Зеленые тени, Белый Кит — страница 16 из 46

— Рождество, — прошептал я, — лучшее время в Дублине.

Для попрошаек, хотел я сказать, но не сказал.

Ибо за неделю до Рождества дублинские улицы наводняют облаченные в черное стайки детей во главе с учителем или монахиней. Они сбиваются в кучки в подъездах, выглядывают из театральных вестибюлей и толпятся в проулках, у них на устах: «Возрадуйтесь, люди добрые», а в глазах сияет «Полночная звезда…», в руках — бубны, снежинки ласково ткут воротнички вокруг их тоненьких шей. Пение везде и всюду, и не было вечера в Дублине, чтобы, прогуливаясь по Графтон-стрит, я не слышал, как перед очередью в кинотеатр распевали «В яслях» или «Украсим жилища», перед пабом — «Четыре провинции». За одну только предрождественскую ночь я насчитал с полсотни хоров. Певчие — девочки и мальчики, монастырские и школьные — плетут и ткут в морозном воздухе кружева песнопений, вдоль, поперек, вверх, вниз и из конца в конец Дублина. Как сквозь метель невозможно пройти незаснеженным, так и мимо них нельзя пройти равнодушно. Я окрестил их «славные попрошайки», потому что за полученные деньги они воздают сторицей.

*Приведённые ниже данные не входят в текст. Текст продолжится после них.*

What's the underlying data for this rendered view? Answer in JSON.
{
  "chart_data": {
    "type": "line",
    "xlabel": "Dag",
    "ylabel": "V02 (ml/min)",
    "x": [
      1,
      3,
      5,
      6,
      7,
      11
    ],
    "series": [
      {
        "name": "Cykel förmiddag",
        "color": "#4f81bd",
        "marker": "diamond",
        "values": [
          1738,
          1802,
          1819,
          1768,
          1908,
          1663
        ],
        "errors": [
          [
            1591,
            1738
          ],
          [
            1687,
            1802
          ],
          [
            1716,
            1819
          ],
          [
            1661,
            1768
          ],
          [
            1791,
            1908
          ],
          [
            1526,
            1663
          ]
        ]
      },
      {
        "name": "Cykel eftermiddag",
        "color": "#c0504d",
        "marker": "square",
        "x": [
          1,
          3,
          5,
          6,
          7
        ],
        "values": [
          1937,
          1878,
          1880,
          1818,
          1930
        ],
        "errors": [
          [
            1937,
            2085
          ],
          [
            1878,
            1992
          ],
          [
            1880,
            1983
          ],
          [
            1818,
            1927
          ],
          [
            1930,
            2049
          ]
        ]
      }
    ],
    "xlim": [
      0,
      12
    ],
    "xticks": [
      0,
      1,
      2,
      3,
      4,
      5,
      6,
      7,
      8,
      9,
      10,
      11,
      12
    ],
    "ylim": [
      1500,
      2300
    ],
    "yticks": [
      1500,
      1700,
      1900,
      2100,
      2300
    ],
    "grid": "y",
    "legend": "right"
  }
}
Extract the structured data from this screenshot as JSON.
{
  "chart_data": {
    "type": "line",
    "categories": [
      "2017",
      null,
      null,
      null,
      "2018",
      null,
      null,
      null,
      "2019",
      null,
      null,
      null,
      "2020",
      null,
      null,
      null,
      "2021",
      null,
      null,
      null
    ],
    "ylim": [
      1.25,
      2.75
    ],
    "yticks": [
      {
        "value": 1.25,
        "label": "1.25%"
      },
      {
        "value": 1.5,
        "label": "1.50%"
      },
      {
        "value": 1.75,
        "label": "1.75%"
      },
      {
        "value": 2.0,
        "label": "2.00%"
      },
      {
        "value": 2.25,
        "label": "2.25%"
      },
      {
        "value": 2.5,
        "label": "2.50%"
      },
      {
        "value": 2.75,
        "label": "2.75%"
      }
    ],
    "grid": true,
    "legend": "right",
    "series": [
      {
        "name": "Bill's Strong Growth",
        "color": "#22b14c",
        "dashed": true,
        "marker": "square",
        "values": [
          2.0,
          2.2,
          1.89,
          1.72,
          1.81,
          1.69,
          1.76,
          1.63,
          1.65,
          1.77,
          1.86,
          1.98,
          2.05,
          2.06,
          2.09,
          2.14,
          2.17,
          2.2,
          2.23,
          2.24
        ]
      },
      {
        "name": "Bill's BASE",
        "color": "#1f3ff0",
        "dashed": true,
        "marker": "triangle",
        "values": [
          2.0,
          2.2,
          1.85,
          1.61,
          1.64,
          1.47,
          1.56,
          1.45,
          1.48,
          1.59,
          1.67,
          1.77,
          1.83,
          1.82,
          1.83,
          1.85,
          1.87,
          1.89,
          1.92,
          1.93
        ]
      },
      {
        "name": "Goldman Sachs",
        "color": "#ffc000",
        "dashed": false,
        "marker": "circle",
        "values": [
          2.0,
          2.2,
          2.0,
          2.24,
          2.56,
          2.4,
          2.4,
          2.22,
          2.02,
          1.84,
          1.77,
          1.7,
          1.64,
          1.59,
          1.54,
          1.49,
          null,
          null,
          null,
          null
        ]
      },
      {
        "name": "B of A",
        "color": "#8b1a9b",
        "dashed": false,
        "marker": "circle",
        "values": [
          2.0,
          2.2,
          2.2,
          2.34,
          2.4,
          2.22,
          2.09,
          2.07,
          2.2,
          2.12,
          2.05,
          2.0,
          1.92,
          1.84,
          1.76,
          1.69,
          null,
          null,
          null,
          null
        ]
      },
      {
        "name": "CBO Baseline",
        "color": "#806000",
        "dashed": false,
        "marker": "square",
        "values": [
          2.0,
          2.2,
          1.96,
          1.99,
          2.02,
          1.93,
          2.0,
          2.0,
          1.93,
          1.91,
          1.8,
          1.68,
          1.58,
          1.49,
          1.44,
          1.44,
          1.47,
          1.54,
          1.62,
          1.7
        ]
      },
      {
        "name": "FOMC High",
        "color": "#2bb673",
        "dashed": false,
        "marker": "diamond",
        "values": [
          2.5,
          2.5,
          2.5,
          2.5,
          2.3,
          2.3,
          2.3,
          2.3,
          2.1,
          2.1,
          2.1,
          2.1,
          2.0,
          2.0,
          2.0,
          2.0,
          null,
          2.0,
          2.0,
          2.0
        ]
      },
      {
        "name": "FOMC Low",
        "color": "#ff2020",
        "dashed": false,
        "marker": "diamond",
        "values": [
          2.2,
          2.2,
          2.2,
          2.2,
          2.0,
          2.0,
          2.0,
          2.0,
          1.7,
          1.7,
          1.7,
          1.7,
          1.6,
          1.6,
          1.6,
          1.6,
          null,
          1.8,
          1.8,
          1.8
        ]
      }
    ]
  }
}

По их примеру даже самые опустившиеся дублинские нищие отмывают руки, штопают износившиеся ухмылки, одалживают банджо или покупают скрипку. Кто-то даже расщедрится на четырехрядную гармошку. Как могут они молчать, когда полмира распевает песни, а другая половина, прогуливаясь вдоль мелодичной реки, готова щедро и с радостью платить, лишь бы послушать новый хор?

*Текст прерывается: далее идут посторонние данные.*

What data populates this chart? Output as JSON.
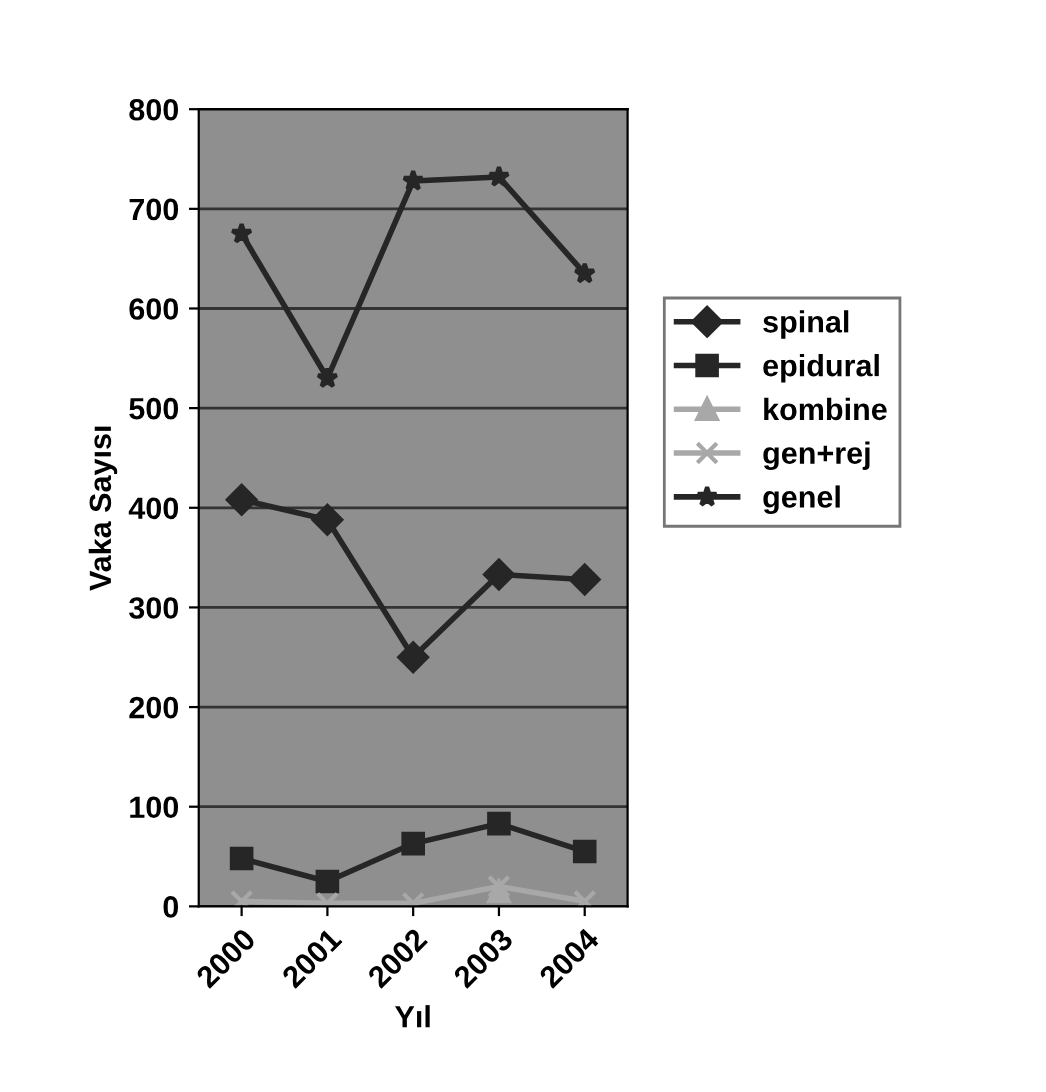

Так что Рождество — лучшее время года для всех. Нищие работают, фальшивят, конечно, зато хоть раз в году они чем-то заняты.

Но Рождество прошло, дети в лакрично-черных одеяниях улетели в свои гнездышки, городские нищие умолкли и, радуясь тишине, вернулись к своим бездельничьим повадкам. Все, кроме нищих на мосту О'Коннела, которые круглый год стараются отрабатывать полученное.

— У них есть самоуважение, — говорил я на ходу Джону. — Я рад, что вон тот, первый, бренчит на гитаре, второй пиликает на скрипке. А вот и он, Господи, на середине моста!

— Тот, кого мы ищем?

— Он самый. С гармошкой. Можно поглазеть. Думаю, можно.

— То есть? Он же слепой. Или нет? Дождь ласково капал на серый каменный Дублин, на серые плиты набережной, в серый лавовый поток реки под мостом.

— В том-то и дело, — сказал я наконец, — что не знаю.

И мы стали на ходу разглядывать человека, стоявшего точно посредине моста О'Коннела.

Он был невысок ростом — этакая колченогая статуя, умыкнутая из какого-нибудь сада; его одежду, как у большинства ирландцев, слишком часто застирывала непогода; волосы слишком часто седели от задымленного воздуха; щеки закоптила щетина, из оттопыренных ушей торчали седые пучки; лицо покраснело от бесконечного стояния на холоде, от слишком долгого пития в пабах, чтобы снова выдержать долгие бдения на морозе. На глазах черные очки, но как знать, что притаилось под ними. Несколько недель назад я заподозрил, что он провожает меня взглядом, проклиная мое стыдливое бегство, или просто слышит, как меня подгоняют угрызения совести. Я ужасно боялся, что он может сорвать со своего носа очки, когда я прохожу мимо. Но пуще всего я боялся бездны, которая разверзнется предо мной и куда низвергнутся со страшным воем его чувства. Лучше не знать, что там, под закопченными стеклами, — зрачок пятнистой кошки или межзвездное пространство.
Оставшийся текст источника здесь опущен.